La Cour constitutionnelle allemande, saisie par des plaintes d'eurosceptiques, débute mardi une série d'auditions pour examiner les mécanismes de sauvetage de la zone euro, en particulier le plan de rachat de dettes publiques de la BCE critiqué par la Bundesbank.

Même si la crise de l'euro semble à court terme apaisée, l'inquiétude des marchés porte sur d'éventuelles restrictions que la Cour de Karlsruhe (sud-ouest) pourrait faire peser sur les mécanismes de sauvetage ou sur l'action de la BCE. Mais aucune décision n'est attendue avant plusieurs semaines.

Presque neuf mois après avoir jugé conformes à la Loi fondamentale allemande le Mécanisme européen de stabilité (MES) et le Traité budgétaire européen, les huit juges suprêmes de Karlsruhe (sud-ouest) devaient amorcer deux journées d'auditions. S'exprimeront notamment dès mardi: Jens Weidmann, le président de la Bundesbank, Jörg Asmussen, membre du directoire de la BCE, et Wolfgang Schäuble, ministre allemand des Finances.

La Cour devrait se pencher de nouveau sur l'implication du Bundestag (chambre basse du parlement allemand) dans les mesures de sauvetage de l'euro, un point très sensible en Allemagne, premier contributeur financier des différents mécanismes.

Elle va surtout étendre son examen au nouveau programme de rachat de dettes d'État en difficultés, concocté par la BCE à l'automne et baptisé OMT. L'annonce de ce programme a joué un rôle crucial pour apaiser les craintes des marchés financiers sur la survie de la zone euro, même s'il n'a jamais eu besoin d'être mis en pratique.

Mais la banque centrale allemande (Bundesbank) l'a toujours combattu, jugeant que la BCE outrepassait l'interdiction qui lui est faite de financer les États.

Les médias allemands spéculaient ces derniers jours sur des auditions à Karlsruhe tournant à la bataille rhétorique entre la Bundesbank et la BCE, et donc entre M. Weidmann et M. Asmussen.

La Cour constitutionnelle n'a pas le pouvoir d'interdire quoi que ce soit à la BCE, institution indépendante soumise au droit européen. Mais elle pourrait poser des conditions à la participation allemande et, dans tous les cas, un avis négatif lancerait clairement un mauvais signal.

«Si le programme de rachat d'obligations devait être annulé, cela aurait des conséquences graves», a mis en garde lundi M. Asmussen, dans une entrevue au quotidien populaire Bild.

L'analyse qui sera faite à Karlsruhe «des initiatives de la BCE à travers une perspective purement allemande» est pour l'heure «le risque le plus important à surveiller en zone euro», a averti Holger Schmieding, économiste de Berenberg.

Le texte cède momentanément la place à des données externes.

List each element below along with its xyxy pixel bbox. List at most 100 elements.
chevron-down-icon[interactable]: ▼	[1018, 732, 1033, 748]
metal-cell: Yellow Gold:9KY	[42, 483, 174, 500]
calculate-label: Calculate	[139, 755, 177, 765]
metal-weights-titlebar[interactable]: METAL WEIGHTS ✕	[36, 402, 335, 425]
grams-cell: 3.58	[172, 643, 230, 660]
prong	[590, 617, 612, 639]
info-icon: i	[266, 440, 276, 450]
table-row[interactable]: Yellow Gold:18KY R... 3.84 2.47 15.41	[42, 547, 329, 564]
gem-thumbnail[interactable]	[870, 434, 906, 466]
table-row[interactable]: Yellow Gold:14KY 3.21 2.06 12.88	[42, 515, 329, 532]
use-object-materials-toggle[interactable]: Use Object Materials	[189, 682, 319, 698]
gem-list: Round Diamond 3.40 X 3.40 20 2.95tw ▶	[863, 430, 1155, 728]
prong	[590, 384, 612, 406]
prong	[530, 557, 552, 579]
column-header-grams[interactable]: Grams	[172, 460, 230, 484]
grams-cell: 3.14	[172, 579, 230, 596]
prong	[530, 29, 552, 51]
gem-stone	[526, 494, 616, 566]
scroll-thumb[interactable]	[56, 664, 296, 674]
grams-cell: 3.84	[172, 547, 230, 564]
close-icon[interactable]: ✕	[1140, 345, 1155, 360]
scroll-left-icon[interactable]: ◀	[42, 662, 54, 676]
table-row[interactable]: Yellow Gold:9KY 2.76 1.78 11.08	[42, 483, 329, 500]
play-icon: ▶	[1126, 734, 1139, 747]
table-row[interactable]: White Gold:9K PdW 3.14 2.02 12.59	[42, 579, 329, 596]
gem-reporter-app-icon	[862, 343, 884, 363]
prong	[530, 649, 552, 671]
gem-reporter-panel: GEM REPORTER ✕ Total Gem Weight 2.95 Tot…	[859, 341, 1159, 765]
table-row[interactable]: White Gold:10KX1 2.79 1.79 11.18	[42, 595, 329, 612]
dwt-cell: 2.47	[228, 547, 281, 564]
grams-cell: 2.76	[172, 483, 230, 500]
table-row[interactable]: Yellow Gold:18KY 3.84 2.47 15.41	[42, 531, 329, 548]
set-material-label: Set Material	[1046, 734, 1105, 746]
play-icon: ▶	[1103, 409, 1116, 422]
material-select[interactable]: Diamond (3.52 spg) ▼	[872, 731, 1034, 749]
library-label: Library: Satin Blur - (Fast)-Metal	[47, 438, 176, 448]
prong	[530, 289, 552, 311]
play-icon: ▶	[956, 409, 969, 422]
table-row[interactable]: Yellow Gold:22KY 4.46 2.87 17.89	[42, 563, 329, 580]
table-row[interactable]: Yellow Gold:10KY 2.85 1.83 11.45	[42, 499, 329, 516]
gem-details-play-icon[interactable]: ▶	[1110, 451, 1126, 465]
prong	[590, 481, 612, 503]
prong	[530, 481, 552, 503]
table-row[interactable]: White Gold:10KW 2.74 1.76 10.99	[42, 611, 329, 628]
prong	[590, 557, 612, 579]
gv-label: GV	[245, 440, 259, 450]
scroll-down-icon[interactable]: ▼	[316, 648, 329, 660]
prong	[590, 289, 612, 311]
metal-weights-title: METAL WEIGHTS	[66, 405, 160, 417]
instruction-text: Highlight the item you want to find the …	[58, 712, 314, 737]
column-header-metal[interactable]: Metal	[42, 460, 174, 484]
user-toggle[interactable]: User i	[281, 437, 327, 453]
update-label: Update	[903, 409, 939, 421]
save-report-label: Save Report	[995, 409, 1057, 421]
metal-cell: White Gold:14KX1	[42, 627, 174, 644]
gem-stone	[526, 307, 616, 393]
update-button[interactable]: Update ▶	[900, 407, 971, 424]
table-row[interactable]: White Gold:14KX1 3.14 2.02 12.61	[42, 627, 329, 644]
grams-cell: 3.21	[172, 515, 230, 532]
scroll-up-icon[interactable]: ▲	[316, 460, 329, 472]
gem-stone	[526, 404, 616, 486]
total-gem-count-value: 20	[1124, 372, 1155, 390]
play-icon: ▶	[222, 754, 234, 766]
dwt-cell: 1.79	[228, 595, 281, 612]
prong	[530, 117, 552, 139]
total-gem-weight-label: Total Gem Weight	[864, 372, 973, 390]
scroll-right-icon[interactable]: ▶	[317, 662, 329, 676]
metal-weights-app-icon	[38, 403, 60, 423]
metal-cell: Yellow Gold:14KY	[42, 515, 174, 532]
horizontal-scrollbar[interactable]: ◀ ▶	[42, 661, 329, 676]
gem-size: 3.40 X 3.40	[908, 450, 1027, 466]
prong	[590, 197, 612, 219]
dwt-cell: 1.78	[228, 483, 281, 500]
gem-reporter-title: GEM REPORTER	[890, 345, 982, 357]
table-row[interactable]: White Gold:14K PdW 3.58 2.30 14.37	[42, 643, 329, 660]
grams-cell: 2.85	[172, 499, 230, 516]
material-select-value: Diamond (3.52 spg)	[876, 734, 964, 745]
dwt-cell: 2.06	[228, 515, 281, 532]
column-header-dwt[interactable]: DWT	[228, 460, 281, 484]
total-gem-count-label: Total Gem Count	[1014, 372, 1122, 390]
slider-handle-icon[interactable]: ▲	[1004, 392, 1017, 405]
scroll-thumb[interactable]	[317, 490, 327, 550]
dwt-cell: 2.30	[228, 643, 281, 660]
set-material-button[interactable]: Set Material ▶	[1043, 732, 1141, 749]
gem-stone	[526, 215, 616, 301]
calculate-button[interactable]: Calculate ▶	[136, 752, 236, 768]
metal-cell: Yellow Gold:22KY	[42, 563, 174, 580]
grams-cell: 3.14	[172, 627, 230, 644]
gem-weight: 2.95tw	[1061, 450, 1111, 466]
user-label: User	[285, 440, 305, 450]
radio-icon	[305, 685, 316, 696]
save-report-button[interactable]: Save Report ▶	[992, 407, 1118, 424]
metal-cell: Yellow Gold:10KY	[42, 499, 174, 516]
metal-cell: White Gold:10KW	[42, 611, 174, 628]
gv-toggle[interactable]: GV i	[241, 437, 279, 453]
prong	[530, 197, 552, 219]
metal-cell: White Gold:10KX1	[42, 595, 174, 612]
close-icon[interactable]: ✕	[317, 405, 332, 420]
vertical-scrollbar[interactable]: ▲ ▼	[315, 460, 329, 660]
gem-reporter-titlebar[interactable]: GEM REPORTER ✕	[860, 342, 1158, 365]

Le journal allemand Frankfurter Allgemeine Zeitung a avancé que, pour contrer d'éventuelles critiques de Karlsruhe, la BCE aurait fixé une limite théorique à son programme, de 524 milliards d'euros, ce qu'un porte-parole de l'institution, contacté par l'AFP, a fermement démenti.

Le président de la BCE Mario Draghi a défendu lundi son programme de rachat de dettes publiques dans une entrevue à la chaîne de télévision publique allemande ZDF.

«Le risque pour les contribuables allemands est beaucoup moins élevé qu'il y a un an», a-t-il affirmé. «Pas un euro n'a été dépensé jusqu'à présent pour ce programme» OMT, a-t-il fait valoir, estimant que ce plan avait été un succès.

Au terme de ces deux journées d'audition, les juges de Karlsruhe pourraient prendre du temps avant de rendre leur verdict. M. Schmieding table plutôt sur une décision après les élections législatives allemandes de septembre.

Une grande part de l'opinion allemande est hostile aux plans de sauvetages de l'euro. Selon un sondage publié lundi par le quotidien Handelsblatt, 48% des Allemands seraient pour un arrêt du programme OMT, alors que 31% jugent injustifiées les plaintes déposées à Karlsruhe et 21% n'ont pas d'avis.